Program Terbaru: Pakar Militer Ini Sebut AS Mengubah Tujuan Perang Iran karena Kekalahan Strategis
Pakar Militer Jelaskan Perubahan Tujuan AS dalam Perang Iran
Menurut analisis dari seorang pakar militer, pemerintah Amerika Serikat mulai menyesuaikan target utama mereka dalam konflik dengan Iran setelah mengalami kegagalan strategis di front-front utama. Mohamad Elmasry, dosen di Institut Pascasarjana Doha, menyoroti perubahan ini dalam wawancara dengan Al Jazeera.
Analisis Profesor Elmasry
Elmasry menyatakan bahwa Presiden Trump “cukup tidak koheren” di awal operasi militer, dengan tujuan yang ambigu dan terkadang bertentangan. Pemerintah AS telah “berjuang sejak saat itu untuk mengkonsolidasikan pesan”, kata Elmasry, sambil mengingatkan pergeseran dalam fokus pembicaraan, seperti perubahan pemerintahan di Iran, pembuatan kesepakatan, serta akses ke Selat Hormuz.
“Mereka [para pejabat AS] berbicara di awal tentang perubahan rezim – ini jelas merupakan salah satu tujuan utama operasi ini,” ujar Elmasry. “Sekarang mereka mengakui bahwa rezim tersebut ada di sini dan tidak akan pergi ke mana pun.”
Dalam keterangan tambahan, Elmasry menambahkan bahwa Trump juga berubah pendirian terkait kesepakatan dengan Iran, yang kini disebutnya tidak lagi diperlukan, serta rencana pembukaan Selat Hormuz. Retorika AS “bergeser sebagai akibat dari kegagalan strategis secara keseluruhan untuk mencapai apa yang diinginkannya dalam perang ini,” jelasnya.

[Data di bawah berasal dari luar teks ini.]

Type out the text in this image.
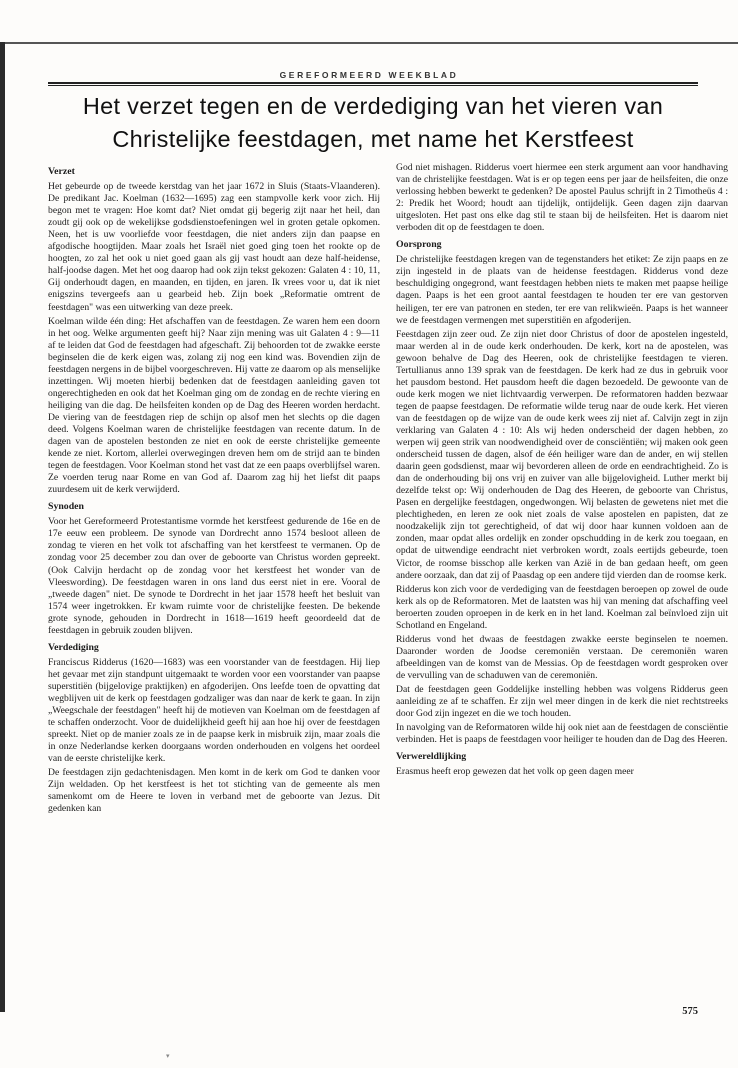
GEREFORMEERD WEEKBLAD
Het verzet tegen en de verdediging van het vieren van
Christelijke feestdagen, met name het Kerstfeest
Verzet

Het gebeurde op de tweede kerstdag van het jaar 1672 in Sluis (Staats-Vlaanderen). De predikant Jac. Koelman (1632—1695) zag een stampvolle kerk voor zich. Hij begon met te vragen: Hoe komt dat? Niet omdat gij begerig zijt naar het heil, dan zoudt gij ook op de wekelijkse godsdienstoefeningen wel in groten getale opkomen. Neen, het is uw voorliefde voor feestdagen, die niet anders zijn dan paapse en afgodische hoogtijden. Maar zoals het Israël niet goed ging toen het rookte op de hoogten, zo zal het ook u niet goed gaan als gij vast houdt aan deze half-heidense, half-joodse dagen. Met het oog daarop had ook zijn tekst gekozen: Galaten 4 : 10, 11, Gij onderhoudt dagen, en maanden, en tijden, en jaren. Ik vrees voor u, dat ik niet enigszins tevergeefs aan u gearbeid heb. Zijn boek „Reformatie omtrent de feestdagen" was een uitwerking van deze preek.

Koelman wilde één ding: Het afschaffen van de feestdagen. Ze waren hem een doorn in het oog. Welke argumenten geeft hij? Naar zijn mening was uit Galaten 4 : 9—11 af te leiden dat God de feestdagen had afgeschaft. Zij behoorden tot de zwakke eerste beginselen die de kerk eigen was, zolang zij nog een kind was. Bovendien zijn de feestdagen nergens in de bijbel voorgeschreven. Hij vatte ze daarom op als menselijke inzettingen. Wij moeten hierbij bedenken dat de feestdagen aanleiding gaven tot ongerechtigheden en ook dat het Koelman ging om de zondag en de rechte viering en heiliging van die dag. De heilsfeiten konden op de Dag des Heeren worden herdacht. De viering van de feestdagen riep de schijn op alsof men het slechts op die dagen deed. Volgens Koelman waren de christelijke feestdagen van recente datum. In de dagen van de apostelen bestonden ze niet en ook de eerste christelijke gemeente kende ze niet. Kortom, allerlei overwegingen dreven hem om de strijd aan te binden tegen de feestdagen. Voor Koelman stond het vast dat ze een paaps overblijfsel waren. Ze voerden terug naar Rome en van God af. Daarom zag hij het liefst dit paaps zuurdesem uit de kerk verwijderd.

Synoden

Voor het Gereformeerd Protestantisme vormde het kerstfeest gedurende de 16e en de 17e eeuw een probleem. De synode van Dordrecht anno 1574 besloot alleen de zondag te vieren en het volk tot afschaffing van het kerstfeest te vermanen. Op de zondag voor 25 december zou dan over de geboorte van Christus worden gepreekt. (Ook Calvijn herdacht op de zondag voor het kerstfeest het wonder van de Vleeswording). De feestdagen waren in ons land dus eerst niet in ere. Vooral de „tweede dagen" niet. De synode te Dordrecht in het jaar 1578 heeft het besluit van 1574 weer ingetrokken. Er kwam ruimte voor de christelijke feesten. De bekende grote synode, gehouden in Dordrecht in 1618—1619 heeft geoordeeld dat de feestdagen in gebruik zouden blijven.

Verdediging

Franciscus Ridderus (1620—1683) was een voorstander van de feestdagen. Hij liep het gevaar met zijn standpunt uitgemaakt te worden voor een voorstander van paapse superstitiën (bijgelovige praktijken) en afgoderijen. Ons leefde toen de opvatting dat wegblijven uit de kerk op feestdagen godzaliger was dan naar de kerk te gaan. In zijn „Weegschale der feestdagen" heeft hij de motieven van Koelman om de feestdagen af te schaffen onderzocht. Voor de duidelijkheid geeft hij aan hoe hij over de feestdagen spreekt. Niet op de manier zoals ze in de paapse kerk in misbruik zijn, maar zoals die in onze Nederlandse kerken doorgaans worden onderhouden en volgens het oordeel van de eerste christelijke kerk.

De feestdagen zijn gedachtenisdagen. Men komt in de kerk om God te danken voor Zijn weldaden. Op het kerstfeest is het tot stichting van de gemeente als men samenkomt om de Heere te loven in verband met de geboorte van Jezus. Dit gedenken kan

God niet mishagen. Ridderus voert hiermee een sterk argument aan voor handhaving van de christelijke feestdagen. Wat is er op tegen eens per jaar de heilsfeiten, die onze verlossing hebben bewerkt te gedenken? De apostel Paulus schrijft in 2 Timotheüs 4 : 2: Predik het Woord; houdt aan tijdelijk, ontijdelijk. Geen dagen zijn daarvan uitgesloten. Het past ons elke dag stil te staan bij de heilsfeiten. Het is daarom niet verboden dit op de feestdagen te doen.

Oorsprong

De christelijke feestdagen kregen van de tegenstanders het etiket: Ze zijn paaps en ze zijn ingesteld in de plaats van de heidense feestdagen. Ridderus vond deze beschuldiging ongegrond, want feestdagen hebben niets te maken met paapse heilige dagen. Paaps is het een groot aantal feestdagen te houden ter ere van gestorven heiligen, ter ere van patronen en steden, ter ere van relikwieën. Paaps is het wanneer we de feestdagen vermengen met superstitiën en afgoderijen.

Feestdagen zijn zeer oud. Ze zijn niet door Christus of door de apostelen ingesteld, maar werden al in de oude kerk onderhouden. De kerk, kort na de apostelen, was gewoon behalve de Dag des Heeren, ook de christelijke feestdagen te vieren. Tertullianus anno 139 sprak van de feestdagen. De kerk had ze dus in gebruik voor het pausdom bestond. Het pausdom heeft die dagen bezoedeld. De gewoonte van de oude kerk mogen we niet lichtvaardig verwerpen. De reformatoren hadden bezwaar tegen de paapse feestdagen. De reformatie wilde terug naar de oude kerk. Het vieren van de feestdagen op de wijze van de oude kerk wees zij niet af. Calvijn zegt in zijn verklaring van Galaten 4 : 10: Als wij heden onderscheid der dagen hebben, zo werpen wij geen strik van noodwendigheid over de consciëntiën; wij maken ook geen onderscheid tussen de dagen, alsof de één heiliger ware dan de ander, en wij stellen daarin geen godsdienst, maar wij bevorderen alleen de orde en eendrachtigheid. Zo is dan de onderhouding bij ons vrij en zuiver van alle bijgelovigheid. Luther merkt bij dezelfde tekst op: Wij onderhouden de Dag des Heeren, de geboorte van Christus, Pasen en dergelijke feestdagen, ongedwongen. Wij belasten de gewetens niet met die plechtigheden, en leren ze ook niet zoals de valse apostelen en papisten, dat ze noodzakelijk zijn tot gerechtigheid, of dat wij door haar kunnen voldoen aan de zonden, maar opdat alles ordelijk en zonder opschudding in de kerk zou toegaan, en opdat de uitwendige eendracht niet verbroken wordt, zoals eertijds gebeurde, toen Victor, de roomse bisschop alle kerken van Azië in de ban gedaan heeft, om geen andere oorzaak, dan dat zij of Paasdag op een andere tijd vierden dan de roomse kerk.

Ridderus kon zich voor de verdediging van de feestdagen beroepen op zowel de oude kerk als op de Reformatoren. Met de laatsten was hij van mening dat afschaffing veel beroerten zouden oproepen in de kerk en in het land. Koelman zal beïnvloed zijn uit Schotland en Engeland.

Ridderus vond het dwaas de feestdagen zwakke eerste beginselen te noemen. Daaronder worden de Joodse ceremoniën verstaan. De ceremoniën waren afbeeldingen van de komst van de Messias. Op de feestdagen wordt gesproken over de vervulling van de schaduwen van de ceremoniën.

Dat de feestdagen geen Goddelijke instelling hebben was volgens Ridderus geen aanleiding ze af te schaffen. Er zijn wel meer dingen in de kerk die niet rechtstreeks door God zijn ingezet en die we toch houden.

In navolging van de Reformatoren wilde hij ook niet aan de feestdagen de consciëntie verbinden. Het is paaps de feestdagen voor heiliger te houden dan de Dag des Heeren.

Verwereldlijking

Erasmus heeft erop gewezen dat het volk op geen dagen meer

575
▾
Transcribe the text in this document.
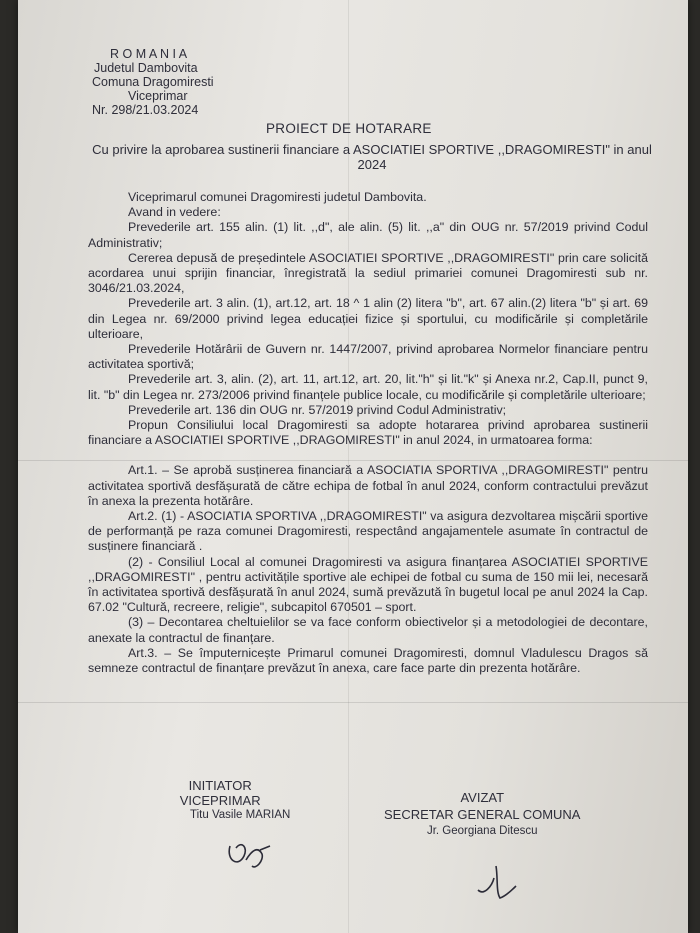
R O M A N I A
Judetul Dambovita
Comuna Dragomiresti
Viceprimar
Nr. 298/21.03.2024
PROIECT DE HOTARARE
Cu privire la aprobarea sustinerii financiare a ASOCIATIEI SPORTIVE ,,DRAGOMIRESTI" in anul 2024

Viceprimarul comunei Dragomiresti judetul Dambovita.

Avand in vedere:

Prevederile art. 155 alin. (1) lit. ,,d", ale alin. (5) lit. ,,a" din OUG nr. 57/2019 privind Codul Administrativ;

Cererea depusă de președintele ASOCIATIEI SPORTIVE ,,DRAGOMIRESTI" prin care solicită acordarea unui sprijin financiar, înregistrată la sediul primariei comunei Dragomiresti sub nr. 3046/21.03.2024,

Prevederile art. 3 alin. (1), art.12, art. 18 ^ 1 alin (2) litera "b", art. 67 alin.(2) litera "b" și art. 69 din Legea nr. 69/2000 privind legea educației fizice și sportului, cu modificările și completările ulterioare,

Prevederile Hotărârii de Guvern nr. 1447/2007, privind aprobarea Normelor financiare pentru activitatea sportivă;

Prevederile art. 3, alin. (2), art. 11, art.12, art. 20, lit."h" și lit."k" și Anexa nr.2, Cap.II, punct 9, lit. "b" din Legea nr. 273/2006 privind finanțele publice locale, cu modificările și completările ulterioare;

Prevederile art. 136 din OUG nr. 57/2019 privind Codul Administrativ;

Propun Consiliului local Dragomiresti sa adopte hotararea privind aprobarea sustinerii financiare a ASOCIATIEI SPORTIVE ,,DRAGOMIRESTI" in anul 2024, in urmatoarea forma:

Art.1. – Se aprobă susținerea financiară a ASOCIATIA SPORTIVA ,,DRAGOMIRESTI" pentru activitatea sportivă desfășurată de către echipa de fotbal în anul 2024, conform contractului prevăzut în anexa la prezenta hotărâre.

Art.2. (1) - ASOCIATIA SPORTIVA ,,DRAGOMIRESTI" va asigura dezvoltarea mișcării sportive de performanță pe raza comunei Dragomiresti, respectând angajamentele asumate în contractul de susținere financiară .

(2) - Consiliul Local al comunei Dragomiresti va asigura finanțarea ASOCIATIEI SPORTIVE ,,DRAGOMIRESTI" , pentru activitățile sportive ale echipei de fotbal cu suma de 150 mii lei, necesară în activitatea sportivă desfășurată în anul 2024, sumă prevăzută în bugetul local pe anul 2024 la Cap. 67.02 "Cultură, recreere, religie", subcapitol 670501 – sport.

(3) – Decontarea cheltuielilor se va face conform obiectivelor și a metodologiei de decontare, anexate la contractul de finanțare.

Art.3. – Se împuternicește Primarul comunei Dragomiresti, domnul Vladulescu Dragos să semneze contractul de finanțare prevăzut în anexa, care face parte din prezenta hotărâre.

INITIATOR
VICEPRIMAR
Titu Vasile MARIAN
AVIZAT
SECRETAR GENERAL COMUNA
Jr. Georgiana Ditescu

Pernyataan Trump tentang Akhir Perang
Sebelumnya, Trump dan Menteri Luar Negeri Marco Rubio menyatakan bahwa akhir perang di Iran mungkin sudah dekat, dengan Washington memberi sinyal potensi untuk dialog langsung dengan pemerintahan Teheran serta pengurangan konflik tanpa kesepakatan. Pernyataan ini menunjukkan perubahan dan ketidakpastian dalam rencana serta jadwal berakhirnya perang, yang sekarang memasuki minggu kelima.

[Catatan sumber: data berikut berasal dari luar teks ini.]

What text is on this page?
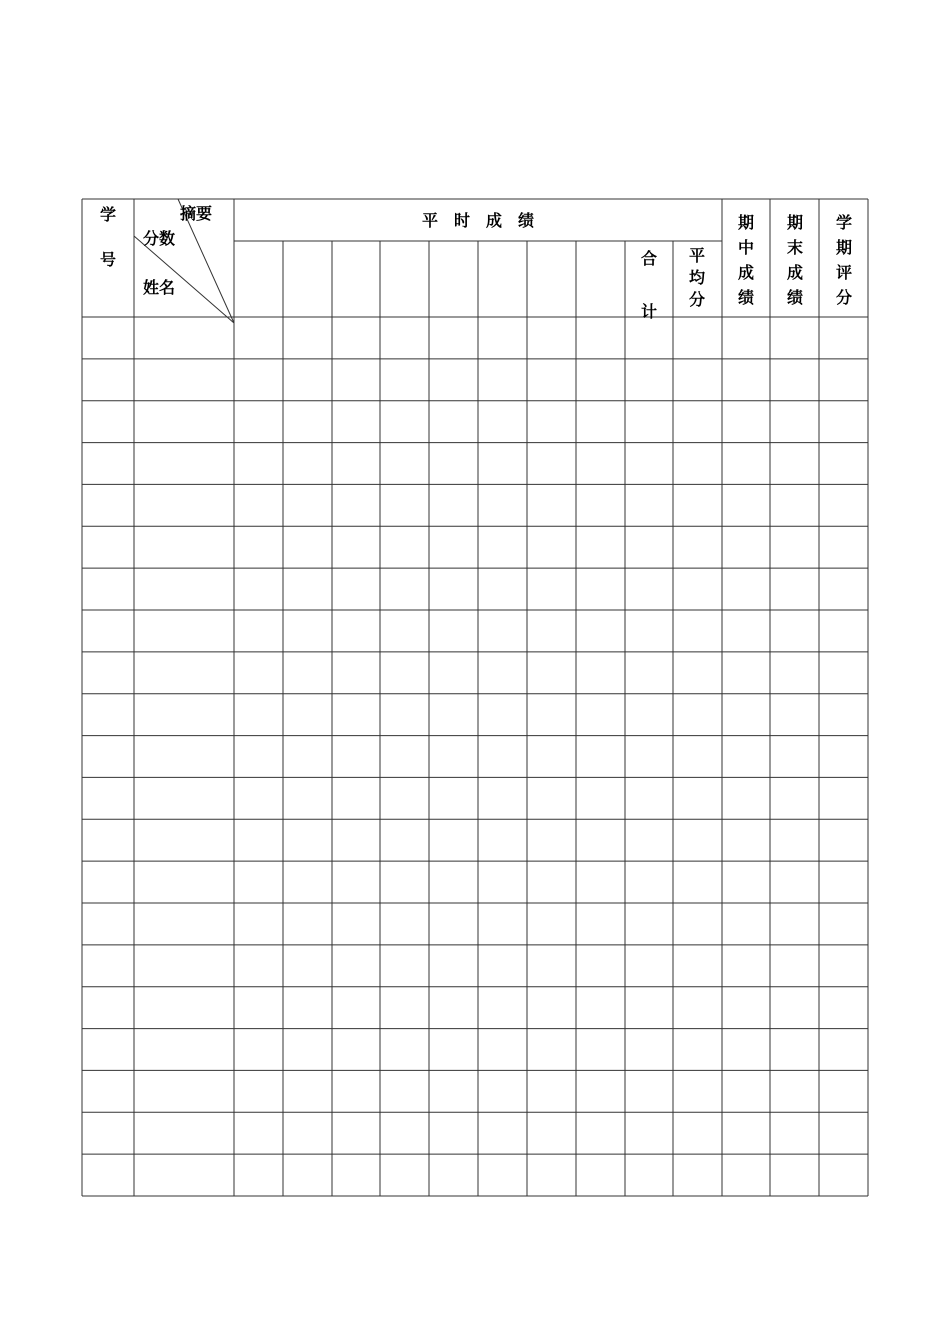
学
号
摘要
分数
姓名
平　时　成　绩
合
计
平
均
分
期
中
成
绩
期
末
成
绩
学
期
评
分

“Kami akan segera pergi,” kata Trump kepada wartawan di Gedung Putih pada hari Selasa. “Penarikan pasukan dapat terjadi ‘dalam dua minggu, mungkin dua minggu, mungkin tiga minggu.’”
Ditanya apakah diplomasi yang sukses merupakan syarat bagi AS untuk mengakhiri “Operasi Epic Fury”, Trump menjawab dengan tegas, “Iran tidak harus membuat kesepakatan, tidak.”
Washington sebelumnya mengancam akan memperkuat operasi jika Teheran tidak menyetujui kerangka gencatan senjata 15 poin yang ditetapkan AS. Tuntutan intinya mencakup komitmen Iran untuk tidak mengembangkan senjata nuklir, menghentikan pengayaan uranium, serta membuka Selat Hormuz secara lengkap. Gedung Putih mengumumkan bahwa Trump akan berpidato di hadapan rakyat pada pukul 9 malam EDT hari Rabu (0100 GMT hari Kamis) untuk memberikan pembaruan terkini tentang Iran.